The child’s weeping was quelled but she continued to hiccup uncontrollably. ‘Stop that noise, or I’ll give ya something to cry about.’
‘I (hic) can’t. Danny Eland pulled my hair ribbon off and wouldn’t give it back.’
Esther stiffened. Danny Eland! Her impatience at her daughter died. She was being so unfair to take her own irritability out on her child.
Where was Jonathan? Why had he gone off like that the previous afternoon and not come back? All the morning they had been together mucking out the stables and polishing the harness and then leading the horses out to the field.
‘You’ll have to show me what you want me to do to help with the sowing,’ he had grinned, and then she had made that stupid remark and off he’d gone. Why did she always have to open her mouth and let it say what it liked? she groaned inwardly.
All the evening she had watched for him. She had moved restlessly about the yard, going out to the field to do the milking instead of bringing the cows into the shed so that she could watch the lane. Any minute she expected to see his tall, slightly stooping frame appearing at her
gate.
As darkness had fallen she had hustled Kate to bed and then she had stood most of the evening by the scullery window near the back door overlooking the yard and the lane.
He did not come.
Didn’t he love her any more? Had she driven him away so easily by her bluntness? Was he disgusted because she had hinted she wanted more from him – that she wanted him physically? She had not realized just how naive and inexperienced in matters of love she was, even though she was a married woman and a mother. She didn’t know what was expected of her, how a man like Jonathan expected her to behave.
And there was no one she could ask. There was no one she could confide in. Not even Ma Harris and certainly not Will Benson – not this time.

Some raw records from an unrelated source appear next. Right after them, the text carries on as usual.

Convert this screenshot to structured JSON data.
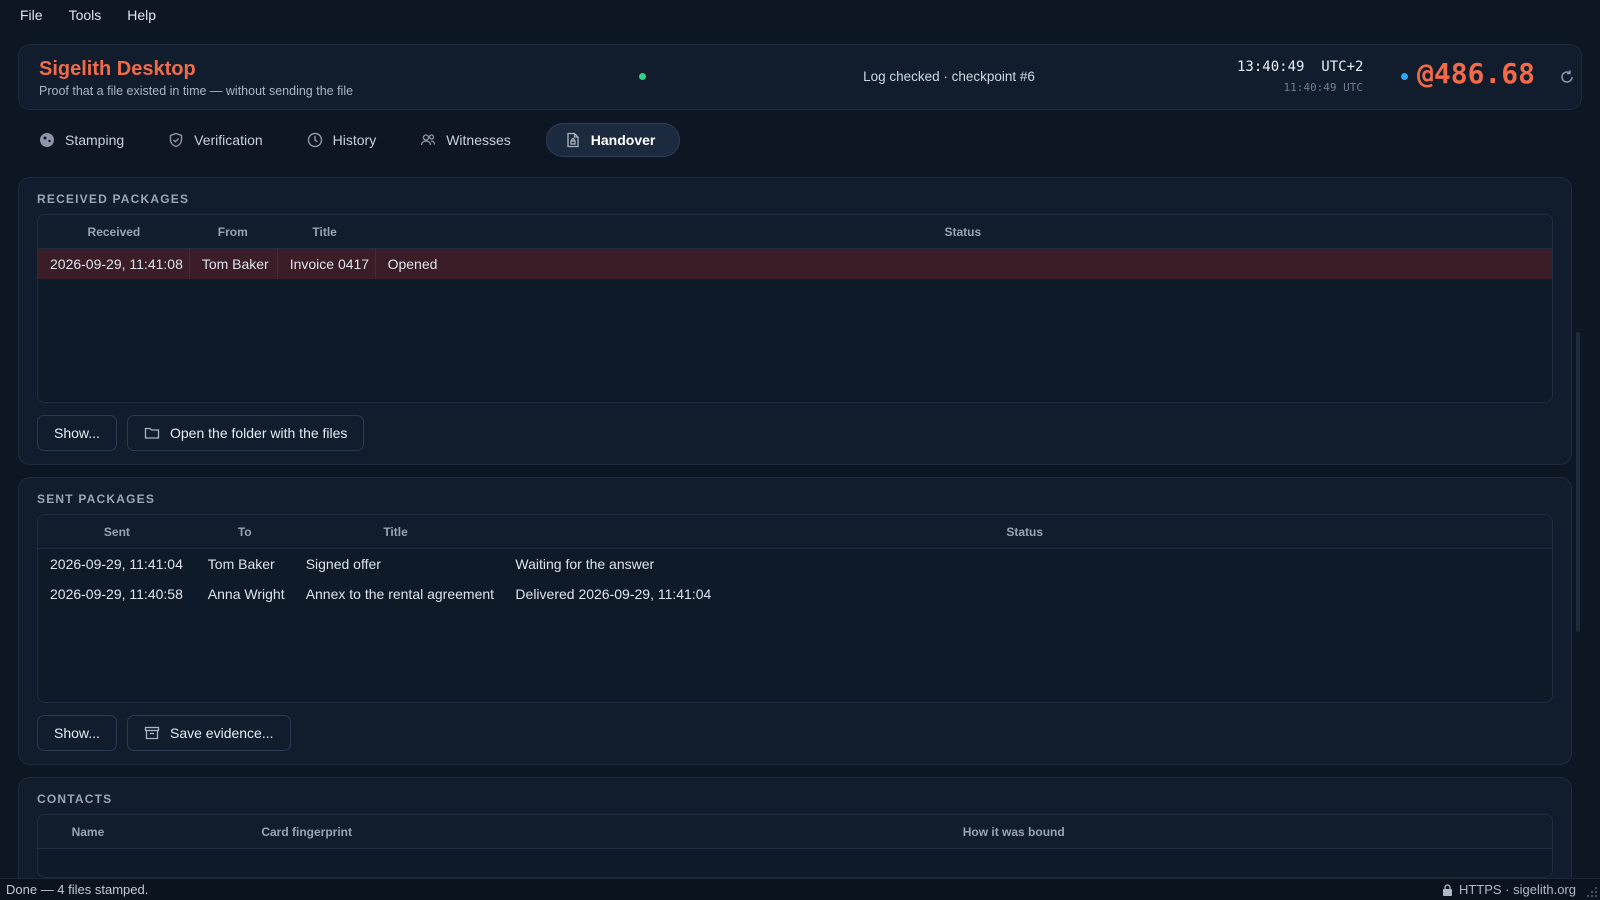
{
  "menu": {
    "file": "File",
    "tools": "Tools",
    "help": "Help"
  },
  "header": {
    "title": "Sigelith Desktop",
    "subtitle": "Proof that a file existed in time — without sending the file",
    "log_status": "Log checked · checkpoint #6",
    "clock_local": "13:40:49",
    "clock_zone": "UTC+2",
    "clock_utc": "11:40:49 UTC",
    "balance": "@486.68",
    "colors": {
      "accent": "#f26a48",
      "ok": "#35d07f",
      "info": "#36a6f0"
    }
  },
  "tabs": [
    {
      "label": "Stamping",
      "icon": "stamp-icon",
      "active": false
    },
    {
      "label": "Verification",
      "icon": "shield-check-icon",
      "active": false
    },
    {
      "label": "History",
      "icon": "clock-icon",
      "active": false
    },
    {
      "label": "Witnesses",
      "icon": "users-icon",
      "active": false
    },
    {
      "label": "Handover",
      "icon": "document-lock-icon",
      "active": true
    }
  ],
  "received": {
    "title": "RECEIVED PACKAGES",
    "columns": [
      "Received",
      "From",
      "Title",
      "Status"
    ],
    "rows": [
      {
        "received": "2026-09-29, 11:41:08",
        "from": "Tom Baker",
        "title": "Invoice 0417",
        "status": "Opened"
      }
    ],
    "show_label": "Show...",
    "folder_label": "Open the folder with the files"
  },
  "sent": {
    "title": "SENT PACKAGES",
    "columns": [
      "Sent",
      "To",
      "Title",
      "Status"
    ],
    "rows": [
      {
        "sent": "2026-09-29, 11:41:04",
        "to": "Tom Baker",
        "title": "Signed offer",
        "status": "Waiting for the answer"
      },
      {
        "sent": "2026-09-29, 11:40:58",
        "to": "Anna Wright",
        "title": "Annex to the rental agreement",
        "status": "Delivered 2026-09-29, 11:41:04"
      }
    ],
    "show_label": "Show...",
    "save_label": "Save evidence..."
  },
  "contacts": {
    "title": "CONTACTS",
    "columns": [
      "Name",
      "Card fingerprint",
      "How it was bound"
    ]
  },
  "statusbar": {
    "message": "Done — 4 files stamped.",
    "connection": "HTTPS · sigelith.org"
  }
}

Now, this morning, when Jonathan had still not appeared, she was venting her frustration on her innocent daughter.
‘There, there, Katie, Mamma didn’t mean it.’
She sighed, picked up her daughter and carried her outside the back door and round to the front of the house to sit on the grass in the sunshine. Taking the child on to her knee, her arms about her, her cheek resting against Kate’s hair, Esther gave her mind over to the problem of Danny Eland.

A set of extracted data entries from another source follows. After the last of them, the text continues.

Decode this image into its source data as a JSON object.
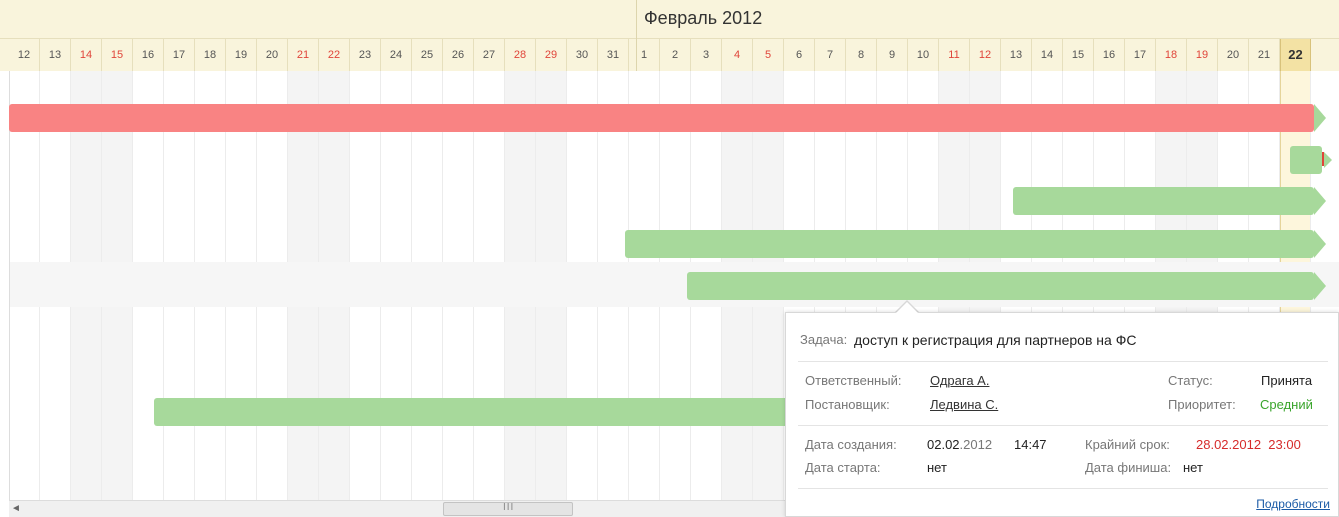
{
  "header": {
    "month_title": "Февраль 2012",
    "days": [
      {
        "label": "12",
        "weekend": false
      },
      {
        "label": "13",
        "weekend": false
      },
      {
        "label": "14",
        "weekend": true
      },
      {
        "label": "15",
        "weekend": true
      },
      {
        "label": "16",
        "weekend": false
      },
      {
        "label": "17",
        "weekend": false
      },
      {
        "label": "18",
        "weekend": false
      },
      {
        "label": "19",
        "weekend": false
      },
      {
        "label": "20",
        "weekend": false
      },
      {
        "label": "21",
        "weekend": true
      },
      {
        "label": "22",
        "weekend": true
      },
      {
        "label": "23",
        "weekend": false
      },
      {
        "label": "24",
        "weekend": false
      },
      {
        "label": "25",
        "weekend": false
      },
      {
        "label": "26",
        "weekend": false
      },
      {
        "label": "27",
        "weekend": false
      },
      {
        "label": "28",
        "weekend": true
      },
      {
        "label": "29",
        "weekend": true
      },
      {
        "label": "30",
        "weekend": false
      },
      {
        "label": "31",
        "weekend": false
      },
      {
        "label": "1",
        "weekend": false
      },
      {
        "label": "2",
        "weekend": false
      },
      {
        "label": "3",
        "weekend": false
      },
      {
        "label": "4",
        "weekend": true
      },
      {
        "label": "5",
        "weekend": true
      },
      {
        "label": "6",
        "weekend": false
      },
      {
        "label": "7",
        "weekend": false
      },
      {
        "label": "8",
        "weekend": false
      },
      {
        "label": "9",
        "weekend": false
      },
      {
        "label": "10",
        "weekend": false
      },
      {
        "label": "11",
        "weekend": true
      },
      {
        "label": "12",
        "weekend": true
      },
      {
        "label": "13",
        "weekend": false
      },
      {
        "label": "14",
        "weekend": false
      },
      {
        "label": "15",
        "weekend": false
      },
      {
        "label": "16",
        "weekend": false
      },
      {
        "label": "17",
        "weekend": false
      },
      {
        "label": "18",
        "weekend": true
      },
      {
        "label": "19",
        "weekend": true
      },
      {
        "label": "20",
        "weekend": false
      },
      {
        "label": "21",
        "weekend": false
      },
      {
        "label": "22",
        "weekend": false,
        "today": true
      }
    ]
  },
  "tooltip": {
    "task_label": "Задача:",
    "task_name": "доступ к регистрация для партнеров на ФС",
    "responsible_label": "Ответственный:",
    "responsible_value": "Одрага А.",
    "creator_label": "Постановщик:",
    "creator_value": "Ледвина С.",
    "status_label": "Статус:",
    "status_value": "Принята",
    "priority_label": "Приоритет:",
    "priority_value": "Средний",
    "created_label": "Дата создания:",
    "created_date_bold": "02.02",
    "created_date_rest": ".2012",
    "created_time": "14:47",
    "deadline_label": "Крайний срок:",
    "deadline_value": "28.02.2012  23:00",
    "start_label": "Дата старта:",
    "start_value": "нет",
    "finish_label": "Дата финиша:",
    "finish_value": "нет",
    "details_link": "Подробности"
  },
  "scrollbar": {
    "grip": "III",
    "left_arrow": "◄"
  },
  "colors": {
    "overdue_bar": "#f98383",
    "task_bar": "#a7d99b",
    "weekend_text": "#e0453a",
    "header_bg": "#f9f4dc"
  }
}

She should have guessed it would happen. He was only behaving just like the brother to Kate that he was. She prayed that they should never find out about their relationship to each other.

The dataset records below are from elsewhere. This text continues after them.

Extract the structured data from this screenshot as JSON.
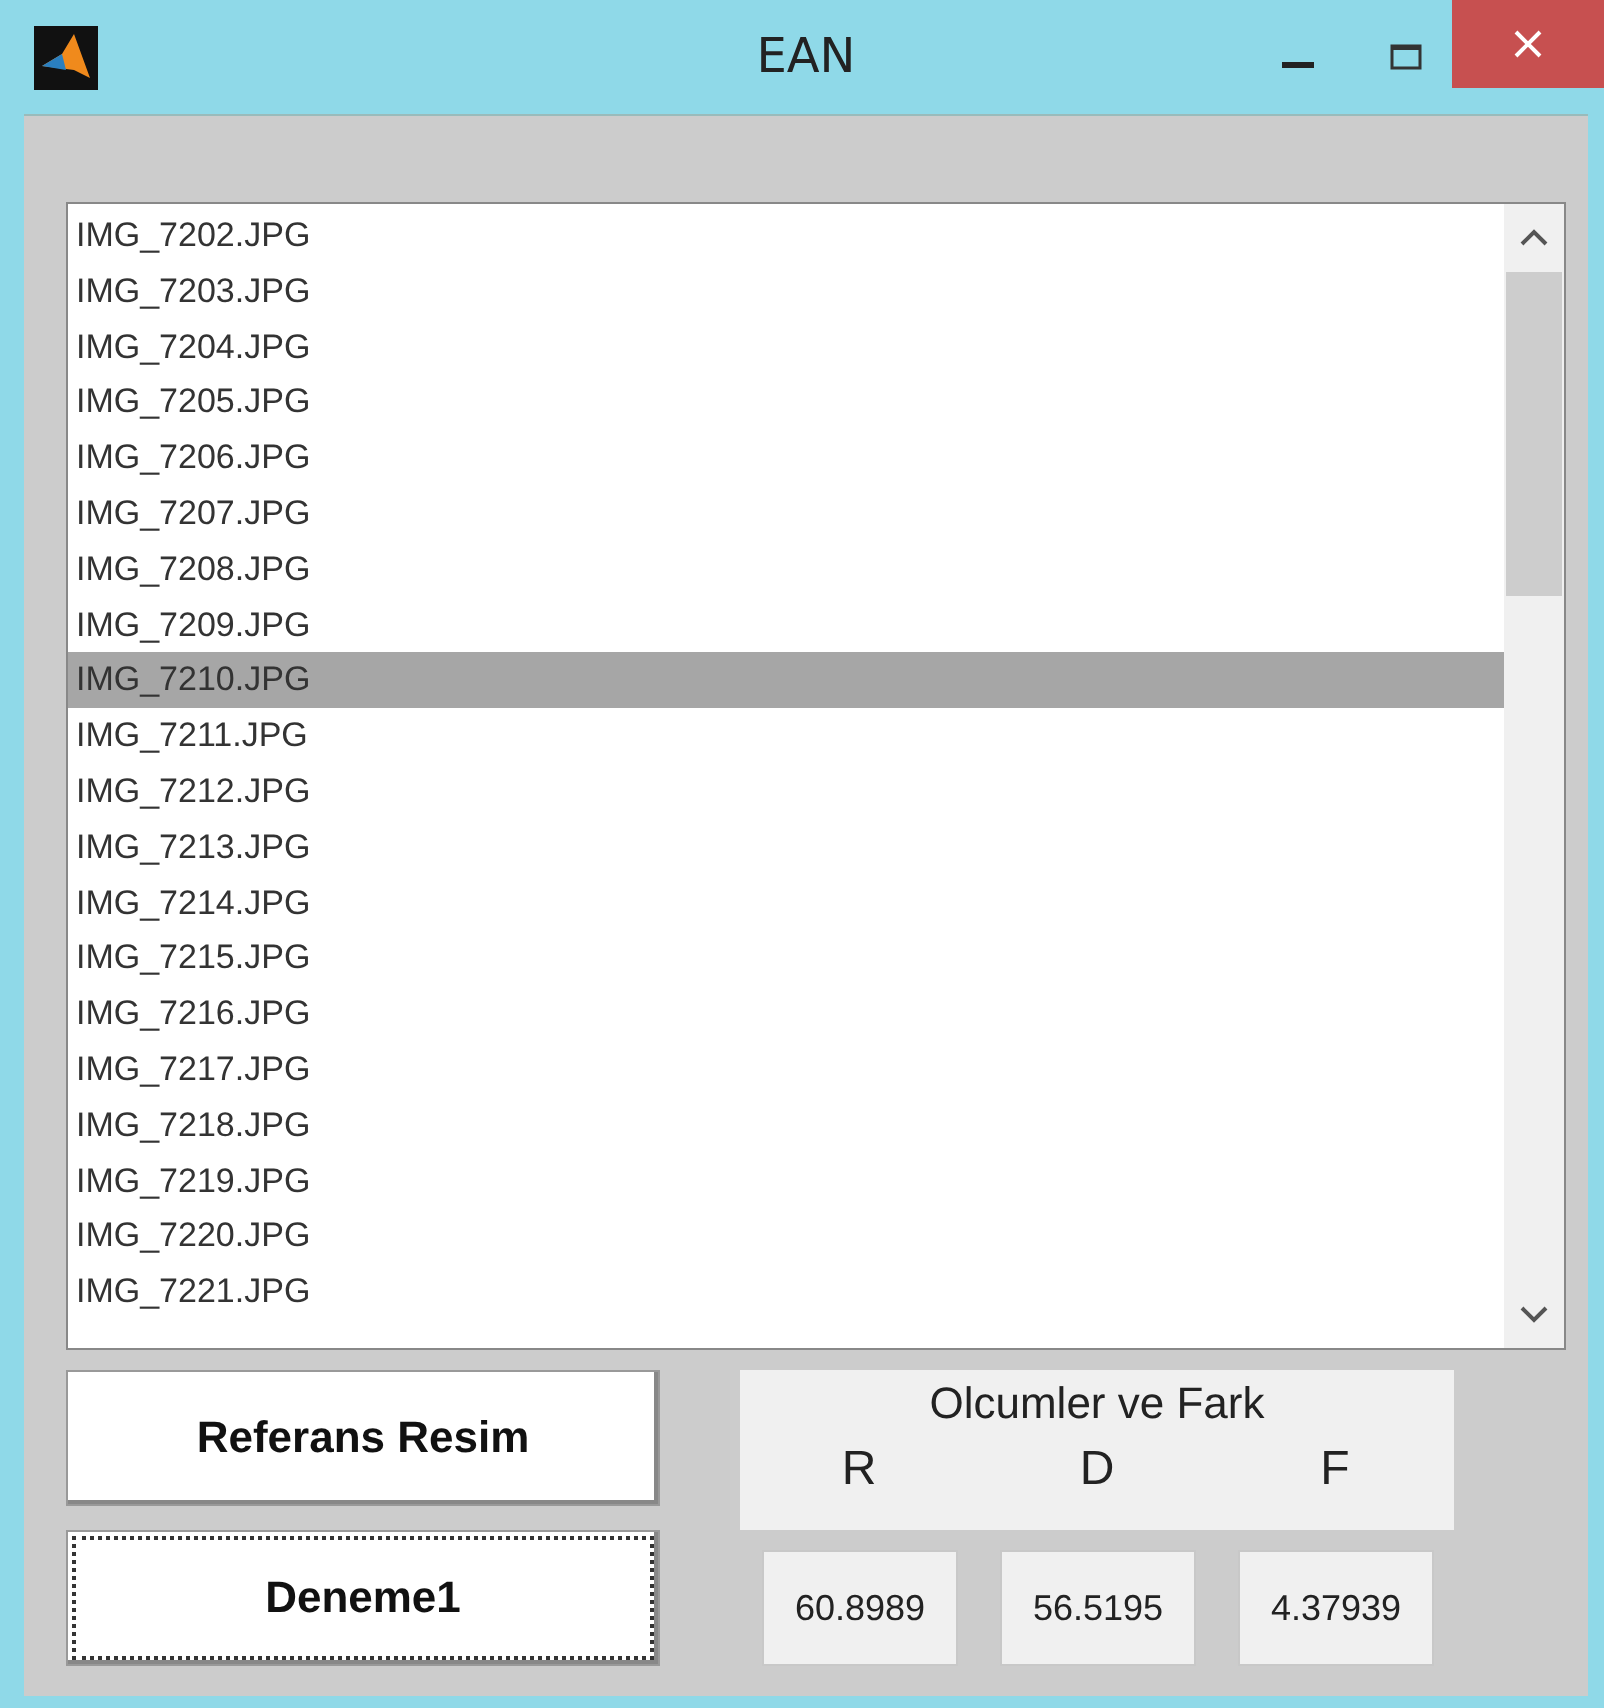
{
  "window": {
    "title": "EAN"
  },
  "file_list": {
    "items": [
      {
        "label": "IMG_7202.JPG",
        "selected": false
      },
      {
        "label": "IMG_7203.JPG",
        "selected": false
      },
      {
        "label": "IMG_7204.JPG",
        "selected": false
      },
      {
        "label": "IMG_7205.JPG",
        "selected": false
      },
      {
        "label": "IMG_7206.JPG",
        "selected": false
      },
      {
        "label": "IMG_7207.JPG",
        "selected": false
      },
      {
        "label": "IMG_7208.JPG",
        "selected": false
      },
      {
        "label": "IMG_7209.JPG",
        "selected": false
      },
      {
        "label": "IMG_7210.JPG",
        "selected": true
      },
      {
        "label": "IMG_7211.JPG",
        "selected": false
      },
      {
        "label": "IMG_7212.JPG",
        "selected": false
      },
      {
        "label": "IMG_7213.JPG",
        "selected": false
      },
      {
        "label": "IMG_7214.JPG",
        "selected": false
      },
      {
        "label": "IMG_7215.JPG",
        "selected": false
      },
      {
        "label": "IMG_7216.JPG",
        "selected": false
      },
      {
        "label": "IMG_7217.JPG",
        "selected": false
      },
      {
        "label": "IMG_7218.JPG",
        "selected": false
      },
      {
        "label": "IMG_7219.JPG",
        "selected": false
      },
      {
        "label": "IMG_7220.JPG",
        "selected": false
      },
      {
        "label": "IMG_7221.JPG",
        "selected": false
      }
    ]
  },
  "buttons": [
    {
      "label": "Referans Resim",
      "focused": false
    },
    {
      "label": "Deneme1",
      "focused": true
    }
  ],
  "measurements": {
    "title": "Olcumler ve Fark",
    "columns": [
      "R",
      "D",
      "F"
    ],
    "values": [
      "60.8989",
      "56.5195",
      "4.37939"
    ]
  }
}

‘Boys are like that, Katie,’ she explained, stroking the little girl’s glowing curls, remembering her own boy cousins pulling their sisters’ hair and her own if they had half a chance. ‘You’ll have to learn to stick up for yourself, darling.’ As I had to do, she thought. For a moment the life she had led in her childhood came flooding back – the taunts of the other children about her bastardy, her aunt’s harsh tongue and rougher hand. Only for her gentle-natured Uncle George had Esther any kindly memories.